Friday, April 11, 2014

ICU

...is of course short for Intensive Care Unit, which is where Peg is tonight. I've been there all day with her but am now home with Odd, have fixed him some dinner and he is watching Judy Garland in "Summer Stock" and asking "How is Peggy doing?" every time I go through the room. And I answer that she is fine. I don't know this, for sure, but he's needs to think this.

So, very briefly, we had a major rectal hemorraging episode this morning at 8 AM in my favorite room, the downstairs toilet. Bright red blood everywhere. I came running when she called. Got her shoes and socks off, trousers, cut off her Depends, cleaned the floor, and made her stay there sitting on the loo while I called Hospice, then her doctor, and finally an ambulance after it was decided she needed to get to the ER and I worried about her passing out next to me, or worse, while I was driving (plus, must admit, was thinking of the white leather upholstery in the borrowed Saab). Hair and make-up and wardrobe (me), then more cleaning, then, kneeling down in the loo, got Peg dressed.

Ambulance lights are hard to drive behind. Felt like any second I was going to have one of those fits you read about that some kids had playing Nintendo. I finally had to pull over and wait a bit.

Peg, once in the ER, was being readied to be wheeled up for a scan when they decided to give her some blood, and platelets, plus saline, and she became hot and itchy. Nurse injected some Benadryl. Within seconds the discomfort started, followed by hyperventilating, eyes rolling back, head lolling. I leapt up. "I feel terrible," she says. "I think I'm dying." I told her not to be silly, she had a phone interview to give to Sirius XM radio this weekend. Suddenly everything started beeping and medical staff race in and start cutting her clothes off but I stopped them from cutting her $500 mastectomy bra in half (and her sweater she likes, knew she'd be furious). 

They wheeled her frantically into Trauma next door where about 12 more staff get in on the act. I sat in the cubicle, now empty of Mama, and folded her clothes and bloody socks and shook the dead flakes of skin from her legwarmers. Eyes lit on the waste bin and what I took for a blood soaked towel and my eyes filled but it turned out to be only a piece of her  red turtleneck with the scottie dogs on it they'd cut off. I honestly thought that was it. That she was dying. The moment had come. Sat there a second digesting this. Nurse Lisa gave me a local cell so I wasn't calling Becket via England. Called Bonnie. Called Tory. Texted Terri, today's STAFF ON CALL because I didn't want Odd hearing the news  and getting upset without me being there. 
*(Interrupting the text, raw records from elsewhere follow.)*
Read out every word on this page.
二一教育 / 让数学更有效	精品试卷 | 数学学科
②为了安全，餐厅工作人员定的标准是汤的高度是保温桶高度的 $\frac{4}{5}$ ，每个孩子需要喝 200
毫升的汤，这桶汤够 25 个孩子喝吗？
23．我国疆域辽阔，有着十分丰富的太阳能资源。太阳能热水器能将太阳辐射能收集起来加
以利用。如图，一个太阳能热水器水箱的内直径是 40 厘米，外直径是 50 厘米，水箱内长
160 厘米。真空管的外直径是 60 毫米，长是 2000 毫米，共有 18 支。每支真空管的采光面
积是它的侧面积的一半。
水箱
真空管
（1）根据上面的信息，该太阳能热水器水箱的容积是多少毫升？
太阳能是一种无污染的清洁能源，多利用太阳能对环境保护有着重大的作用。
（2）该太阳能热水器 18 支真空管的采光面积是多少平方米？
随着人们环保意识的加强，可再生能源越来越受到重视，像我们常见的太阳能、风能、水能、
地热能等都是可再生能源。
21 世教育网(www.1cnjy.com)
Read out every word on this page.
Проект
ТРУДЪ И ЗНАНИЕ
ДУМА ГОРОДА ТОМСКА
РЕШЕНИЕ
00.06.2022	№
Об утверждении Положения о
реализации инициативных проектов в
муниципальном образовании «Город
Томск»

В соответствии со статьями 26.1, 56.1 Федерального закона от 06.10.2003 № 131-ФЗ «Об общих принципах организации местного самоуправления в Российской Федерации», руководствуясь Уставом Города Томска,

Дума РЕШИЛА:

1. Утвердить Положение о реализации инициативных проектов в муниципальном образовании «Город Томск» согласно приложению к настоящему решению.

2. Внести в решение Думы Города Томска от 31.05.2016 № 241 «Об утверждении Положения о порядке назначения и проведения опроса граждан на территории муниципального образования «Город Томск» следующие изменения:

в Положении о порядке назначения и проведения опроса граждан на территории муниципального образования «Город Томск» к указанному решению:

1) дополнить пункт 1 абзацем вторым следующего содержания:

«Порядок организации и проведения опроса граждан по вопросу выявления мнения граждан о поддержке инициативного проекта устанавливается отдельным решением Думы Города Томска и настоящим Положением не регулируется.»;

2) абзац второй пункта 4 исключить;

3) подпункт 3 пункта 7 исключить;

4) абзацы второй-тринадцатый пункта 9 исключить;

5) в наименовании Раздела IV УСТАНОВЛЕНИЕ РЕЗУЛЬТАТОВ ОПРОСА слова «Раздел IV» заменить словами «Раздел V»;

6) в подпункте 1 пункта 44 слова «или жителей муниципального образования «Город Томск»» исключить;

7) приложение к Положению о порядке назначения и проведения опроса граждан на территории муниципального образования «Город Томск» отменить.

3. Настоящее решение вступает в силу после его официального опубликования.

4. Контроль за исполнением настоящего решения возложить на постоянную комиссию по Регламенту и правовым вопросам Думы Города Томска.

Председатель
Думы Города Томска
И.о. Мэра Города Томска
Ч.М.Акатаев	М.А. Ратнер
But she made it. Peg hasn't made it to 97 for nothing. She's a fighter, we all know that. She revived without intubation or adrenaline. That's my girl.  "Why, shame on you!" she kidded  the nurse who'd given her the Benadryl. Did we know she was allergic? Now we do.
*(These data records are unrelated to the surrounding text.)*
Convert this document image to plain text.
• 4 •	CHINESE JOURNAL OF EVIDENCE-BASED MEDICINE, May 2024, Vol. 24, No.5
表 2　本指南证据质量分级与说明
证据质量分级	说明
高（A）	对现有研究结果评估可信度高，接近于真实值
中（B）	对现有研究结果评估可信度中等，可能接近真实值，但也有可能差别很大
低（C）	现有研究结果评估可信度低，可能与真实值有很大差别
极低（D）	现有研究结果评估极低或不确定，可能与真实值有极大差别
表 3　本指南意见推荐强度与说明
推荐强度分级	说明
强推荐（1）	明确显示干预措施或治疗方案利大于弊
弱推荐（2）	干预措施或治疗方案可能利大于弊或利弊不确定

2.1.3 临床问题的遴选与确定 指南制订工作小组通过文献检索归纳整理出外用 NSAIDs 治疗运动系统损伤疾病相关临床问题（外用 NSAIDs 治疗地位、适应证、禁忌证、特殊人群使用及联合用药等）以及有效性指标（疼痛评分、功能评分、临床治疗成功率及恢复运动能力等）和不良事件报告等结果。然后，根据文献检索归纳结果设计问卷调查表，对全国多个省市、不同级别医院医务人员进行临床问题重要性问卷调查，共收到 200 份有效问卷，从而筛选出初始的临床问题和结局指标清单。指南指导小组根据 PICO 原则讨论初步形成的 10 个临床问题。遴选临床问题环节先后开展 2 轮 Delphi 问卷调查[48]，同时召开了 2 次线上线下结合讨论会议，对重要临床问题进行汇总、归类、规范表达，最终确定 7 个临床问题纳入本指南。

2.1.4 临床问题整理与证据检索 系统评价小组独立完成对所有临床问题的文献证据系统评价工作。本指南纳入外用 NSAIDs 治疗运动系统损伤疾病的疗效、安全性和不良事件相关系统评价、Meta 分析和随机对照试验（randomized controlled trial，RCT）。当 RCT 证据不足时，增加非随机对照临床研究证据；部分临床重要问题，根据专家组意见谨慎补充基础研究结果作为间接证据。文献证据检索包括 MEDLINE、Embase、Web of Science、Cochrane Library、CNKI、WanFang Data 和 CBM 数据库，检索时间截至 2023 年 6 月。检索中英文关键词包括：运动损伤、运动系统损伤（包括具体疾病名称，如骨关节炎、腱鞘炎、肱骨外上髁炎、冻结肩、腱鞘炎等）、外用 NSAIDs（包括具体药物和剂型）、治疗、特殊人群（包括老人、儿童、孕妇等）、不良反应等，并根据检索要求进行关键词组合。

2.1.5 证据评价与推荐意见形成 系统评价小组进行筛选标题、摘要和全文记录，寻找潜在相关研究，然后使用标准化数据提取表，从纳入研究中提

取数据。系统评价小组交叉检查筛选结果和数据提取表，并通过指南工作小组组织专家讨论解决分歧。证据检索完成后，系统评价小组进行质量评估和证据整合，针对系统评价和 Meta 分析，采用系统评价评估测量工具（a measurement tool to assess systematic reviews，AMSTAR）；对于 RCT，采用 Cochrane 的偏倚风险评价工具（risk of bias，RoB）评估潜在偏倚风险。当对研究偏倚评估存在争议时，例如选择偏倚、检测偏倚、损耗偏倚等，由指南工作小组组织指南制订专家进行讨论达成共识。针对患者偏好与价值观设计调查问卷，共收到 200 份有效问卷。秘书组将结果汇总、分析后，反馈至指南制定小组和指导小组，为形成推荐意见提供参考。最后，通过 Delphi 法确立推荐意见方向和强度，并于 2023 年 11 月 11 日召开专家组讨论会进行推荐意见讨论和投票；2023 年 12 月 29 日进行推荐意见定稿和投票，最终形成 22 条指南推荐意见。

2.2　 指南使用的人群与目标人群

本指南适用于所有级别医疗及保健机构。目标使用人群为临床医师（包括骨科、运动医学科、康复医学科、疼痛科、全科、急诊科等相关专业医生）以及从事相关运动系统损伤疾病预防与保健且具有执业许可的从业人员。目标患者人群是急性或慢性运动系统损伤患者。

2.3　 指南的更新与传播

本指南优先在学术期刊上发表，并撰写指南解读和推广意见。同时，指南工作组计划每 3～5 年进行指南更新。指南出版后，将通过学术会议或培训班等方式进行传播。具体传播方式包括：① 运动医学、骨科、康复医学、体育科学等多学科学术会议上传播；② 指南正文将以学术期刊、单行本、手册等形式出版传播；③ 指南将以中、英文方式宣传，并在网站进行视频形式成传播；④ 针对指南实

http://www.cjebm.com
So I wait. The usual. Bonnie and her husband arrived to keep me company, also Tory with fruit salad. Peg went into the ICU at about 3PM after having a scan. She is "stabilized". I stayed until 4:30.  Doctor rang me here as I walked in the door. They have found WHERE it's bleeding but not WHY. That's tomorrow, a half-colonoscopy so tonight she's on laxatives. I feel terribly sorry for her. And sorry that I yelled at her last night. Of course. That will pass, of course. But for the moment I feel badly.

That might be about it for Today's Highlights. Stopped at Price Chopper on the way home in the peeing rain, for a roast chicken for Daddy, pineapple, and a bottle of New Zealand red. Gave him two small glasses. 

Hospice, bless them, came here to see Daddy while I was at Berkshire Medical and then came to the hospital to check on Peg after I left.

I have an almost insatiable thirst tonight--for water, not wine--and can't seem to wash my hands enough.